The findings of Kang et al. (2011) strongly support the distinctiveness of PRF as a bioscaffold and reservoir of growth factors for tissue regeneration. The PRF extract (PRFe) increased proliferation, migration, and promoted differentiation of the human alveolar bone marrow stem cells. In addition, transplantation of the fresh PRF into mouse calvaria enhanced regeneration of the critical-sized defect. In another study by Chang et al. (2010) PRF activation has shown to bring about expression of phosphorylated extracellular signal-regulated protein kinase (p-ERK) and osteoprotegrin (OPG) signifying its benefits for bone regeneration. Furthermore, Huang et al. (2010) in their study demonstrated that PRF stimulates proliferation and differentiation of dental pulp cells by up-regulating OPG & ALP expression. A more recent study concluded that enhancement of p-ERK, OPG and ALP expression by PRF may provide benefits for periodontal regeneration (Chang and Zhao 2011).
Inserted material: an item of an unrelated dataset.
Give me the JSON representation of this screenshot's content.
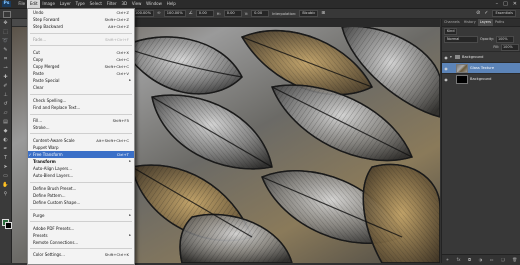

The PRF clot can be considered as an immune organizing node. Its defense capacities against infections are significant due to the chemotactic properties of cytokines as well as by their capacity to facilitate access to the injured site (neovascularization). It is even likely that the significant inflammatory regulation observed on surgical sites treated with PRF is the outcome of retrocontrol effects from cytokines (particularly, IL-4) trapped in the fibrin network and released during the remodeling of this initial matrix (Dohan et al. 2006c).

Conclusion

Early publications and clinical experience seem to indicate that PRF improves early wound closure, maturation of bone grafts and the final esthetic result of the peri-implant and periodontal soft tissues (Toffler et al. 2009). However, it is now necessary to look further into the platelet and inflammatory features of this biomaterial. Only a perfect understanding of its components and their significance will enable us to understand the clinical results obtained and subsequently extend the fields of therapeutic application of this protocol (Dohan et al. 2006a). Further studies are required, underscoring the many clinical applications and healing benefits of this second generation platelet concentrate (Toffler et al. 2009).